NASA's first issues for the platform will be for driveline and powertrain early next year, followed by housing components, associate administrator William Gerstenmaier said Thursday at the Space Symposium conference in Colorado Springs, Colorado. They will probably be started in this order, starting in the year 2022, moonward.
The platform was to orbit the moon in 2025, said Gerstenmaier, a 41
The gateway would also support NASA's goal for another human landing on the moon and help determine if water near the surface could be used for fuel production space missions. Moon gravity could also help a spaceship reduce the speed of six-month voyages to Mars, easing re-entry into the Earth's atmosphere.
"We want to understand the orbital mechanics around the Moon" a little better, far from the deep gravitation of the Earth, he said. "Doing things in this region where gravity is not such a big driver … is another way to work."
In November, NASA selected five companies to investigate a high-performance solar energy propulsion system for use in space missions, including the lunar platform. Future human missions will require a power system that has three times the capacity of today's designs.
Traveling to the "Gateway" will be aboard the Orion, a spacecraft owned by Lockheed Martin Corp. assembled with the service module of the European Space Agency. The first flight of the Orion, without crew, is planned for next year. The ship will serve as a command deck when docked to the platform.
"Gateway development is fast-paced and we are providing our expertise as NASA provides the industry with the know-how to accomplish this important mission," said Lockheed on Thursday in an e-mail message , The lunar platform is based on current NASA budgets and "does not require a massive new influx of funds," Gernstenmaier said, calling the realistic budget planning one of NASA's strategic principles for pioneering space.
"It has fiscal realism, and it's also adaptable," he said of the program. "It can adapt to commercial partners, it's not a rigid program of one mission following another," a nod to the Apollo program, which is known to require an aggressive flight plan that degrades each other.
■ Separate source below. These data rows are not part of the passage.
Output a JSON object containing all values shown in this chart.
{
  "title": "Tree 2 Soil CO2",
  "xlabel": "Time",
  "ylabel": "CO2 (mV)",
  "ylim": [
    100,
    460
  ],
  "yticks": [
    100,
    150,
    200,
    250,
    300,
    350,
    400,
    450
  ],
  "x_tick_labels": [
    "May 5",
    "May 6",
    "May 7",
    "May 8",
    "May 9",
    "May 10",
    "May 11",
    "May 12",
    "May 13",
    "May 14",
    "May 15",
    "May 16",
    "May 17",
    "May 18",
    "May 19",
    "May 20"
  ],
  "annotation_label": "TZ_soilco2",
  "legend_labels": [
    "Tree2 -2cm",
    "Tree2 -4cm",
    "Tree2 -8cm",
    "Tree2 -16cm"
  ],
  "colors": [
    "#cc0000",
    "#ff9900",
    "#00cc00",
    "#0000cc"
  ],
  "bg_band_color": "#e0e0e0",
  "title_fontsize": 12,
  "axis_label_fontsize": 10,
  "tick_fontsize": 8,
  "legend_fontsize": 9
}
"As long as we see the moon as a stepping stone and not an end goal, I think we're fine," Gernstenmaier said. NASA is also examining how to continue the US presence in a near-Earth orbit. The Trump government has proposed that 2024 stop the financing of the International Space Station by the United States. "We think this is a great place for development," said Gerstenmaier. "A big development near the moon is very expensive."